Saúde
Pesquisa indica consciência de brasileiros com saúde do coração
Seis em cada dez entrevistados mudaram hábitos para viver melhor
Um levantamento realizado pelo Instituto Ipsos, a pedido da farmacêutica Novartis, aponta que os brasileiros estão mais atentos à saúde do coração. Entre os 2 mil entrevistados em todo o país, 64% afirmaram ter mudado hábitos de vida em busca de mais qualidade e prevenção de doenças cardíacas.
A pesquisa, feita entre 25 de agosto e 2 de setembro, mostrou ainda que 76% acreditam ser possível prevenir um infarto, enquanto 72% conhecem alguém que já sofreu o problema.
Mudanças de rotina
Entre os que passaram a adotar novos hábitos:
- 70% disseram ter melhorado a alimentação;
- 64% iniciaram atividades físicas;
- 45% buscaram formas de reduzir o estresse.
A cardiologista Maria Cristina Izar, presidente da Sociedade de Cardiologia do Estado de São Paulo (Socesp), avaliou os resultados como positivos.
“As pessoas estão mais bem informadas e interessadas em preservar a saúde do coração. Isso significa um avanço importante se pensarmos que a expectativa de vida mudou e a prevenção é o caminho do envelhecimento saudável.”
Falta de informação sobre sintomas
Apesar do avanço, o estudo também revelou lacunas de informação: 51% dos entrevistados não sabiam que os sintomas de infarto podem ser diferentes em homens e mulheres.
Segundo Izar, no caso delas, os sinais podem incluir cansaço extremo, náusea, dor nas costas, no pescoço ou falta de ar, muitas vezes confundidos com estresse ou ansiedade.
“Esses sintomas atípicos atrasam o diagnóstico e o tratamento adequado nas mulheres”, alertou.

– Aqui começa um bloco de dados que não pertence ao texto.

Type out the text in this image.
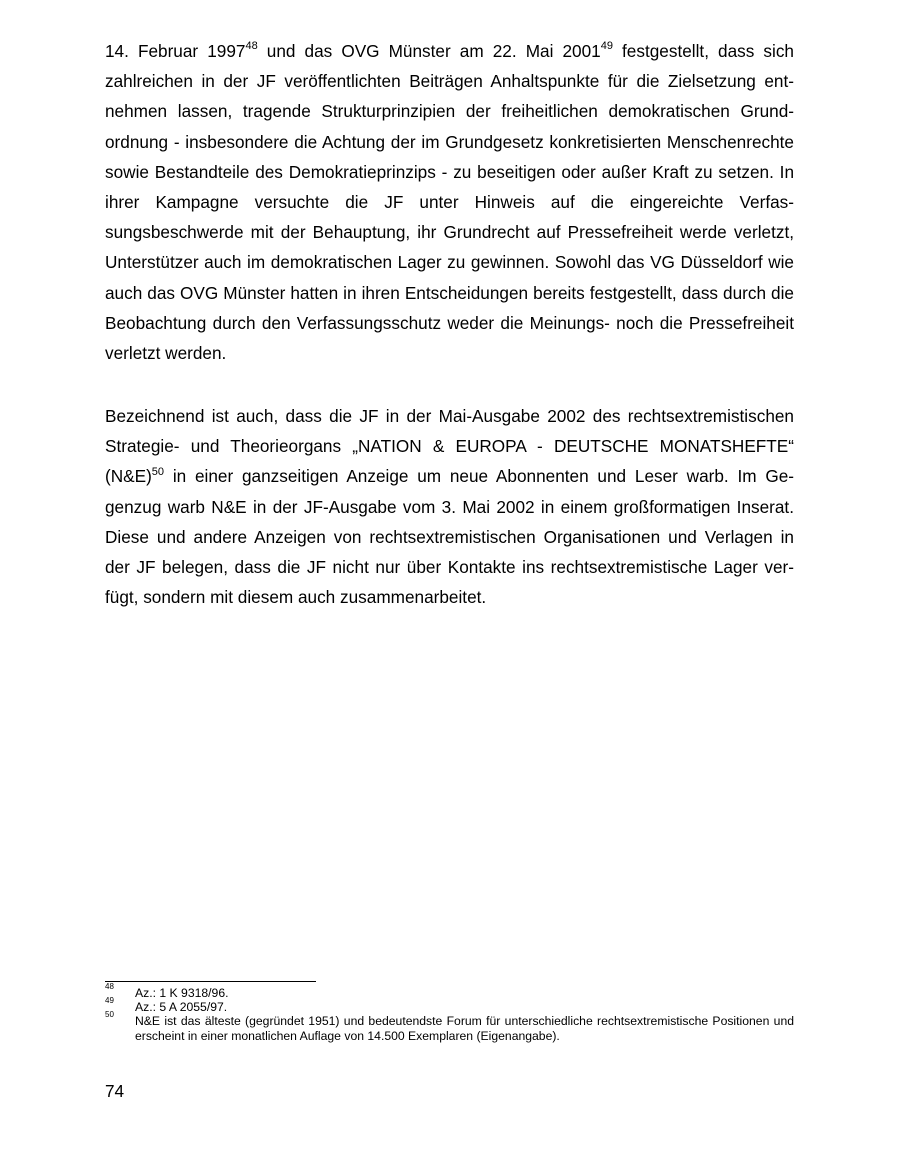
14. Februar 1997$^{48}$ und das OVG Münster am 22. Mai 2001$^{49}$ festgestellt, dass sich zahlreichen in der JF veröffentlichten Beiträgen Anhaltspunkte für die Zielsetzung entnehmen lassen, tragende Strukturprinzipien der freiheitlichen demokratischen Grundordnung - insbesondere die Achtung der im Grundgesetz konkretisierten Menschenrechte sowie Bestandteile des Demokratieprinzips - zu beseitigen oder außer Kraft zu setzen. In ihrer Kampagne versuchte die JF unter Hinweis auf die eingereichte Verfassungsbeschwerde mit der Behauptung, ihr Grundrecht auf Pressefreiheit werde verletzt, Unterstützer auch im demokratischen Lager zu gewinnen. Sowohl das VG Düsseldorf wie auch das OVG Münster hatten in ihren Entscheidungen bereits festgestellt, dass durch die Beobachtung durch den Verfassungsschutz weder die Meinungs- noch die Pressefreiheit verletzt werden.

Bezeichnend ist auch, dass die JF in der Mai-Ausgabe 2002 des rechtsextremistischen Strategie- und Theorieorgans „NATION & EUROPA - DEUTSCHE MONATSHEFTE“ (N&E)$^{50}$ in einer ganzseitigen Anzeige um neue Abonnenten und Leser warb. Im Gegenzug warb N&E in der JF-Ausgabe vom 3. Mai 2002 in einem großformatigen Inserat. Diese und andere Anzeigen von rechtsextremistischen Organisationen und Verlagen in der JF belegen, dass die JF nicht nur über Kontakte ins rechtsextremistische Lager verfügt, sondern mit diesem auch zusammenarbeitet.

48 Az.: 1 K 9318/96.
49 Az.: 5 A 2055/97.
50 N&E ist das älteste (gegründet 1951) und bedeutendste Forum für unterschiedliche rechtsextremistische Positionen und erscheint in einer monatlichen Auflage von 14.500 Exemplaren (Eigenangabe).
74
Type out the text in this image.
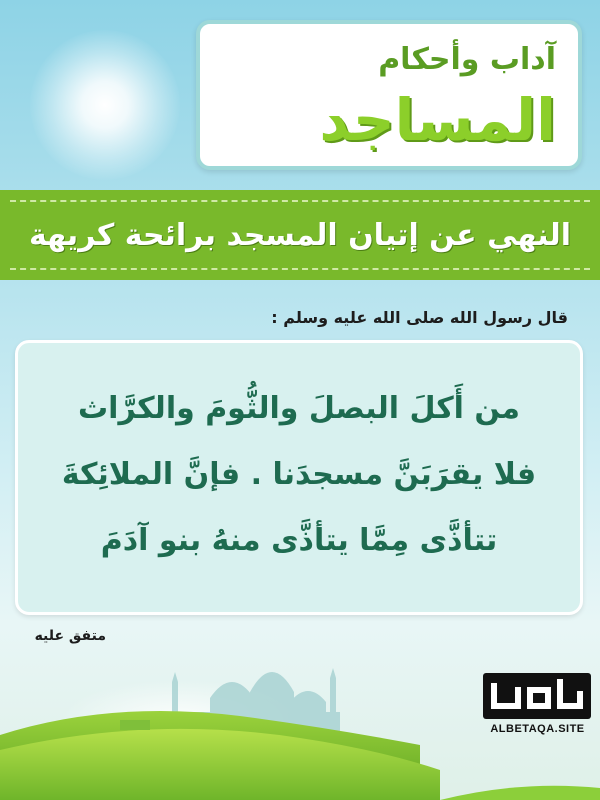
آداب وأحكام

المساجد

النهي عن إتيان المسجد برائحة كريهة

قال رسول الله صلى الله عليه وسلم :

من أَكلَ البصلَ والثُّومَ والكرَّاث

فلا يقرَبَنَّ مسجدَنا . فإنَّ الملائِكةَ

تتأذَّى مِمَّا يتأذَّى منهُ بنو آدَمَ

متفق عليه

ALBETAQA.SITE
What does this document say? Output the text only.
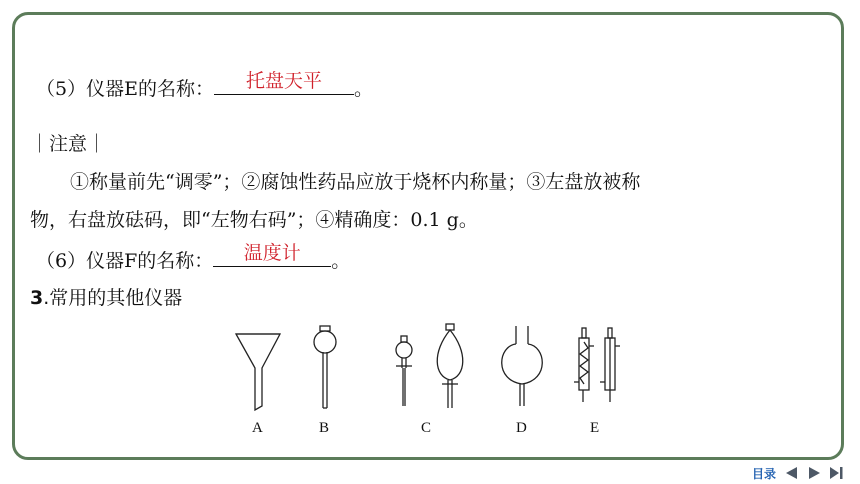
（5）仪器E的名称：	托盘天平	。
｜注意｜
①称量前先“调零”；②腐蚀性药品应放于烧杯内称量；③左盘放被称
物，右盘放砝码，即“左物右码”；④精确度：0.1 g。
（6）仪器F的名称：	温度计	。
3.常用的其他仪器
A	B	C	D	E
目录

Conhecimento sobre colesterol
Outro ponto positivo foi o nível de conhecimento sobre o colesterol:
- 77% sabem que existem diferentes tipos da substância;
- 82% reconhecem que o colesterol ruim (LDL) pode surgir em qualquer idade;
- 55% têm consciência de que o LDL elevado aumenta o risco de infarto.
Além disso, oito em cada dez entrevistados já fizeram exame de sangue para medir o colesterol. Destes, 77% levaram os resultados para avaliação médica, principalmente com clínicos gerais e cardiologistas.
No entanto, a cardiologista alerta que 18% não apresentam sempre o exame ao médico.
“Após a realização de um exame, é ideal mostrar os resultados para que o profissional indique a conduta adequada”, reforçou Izar.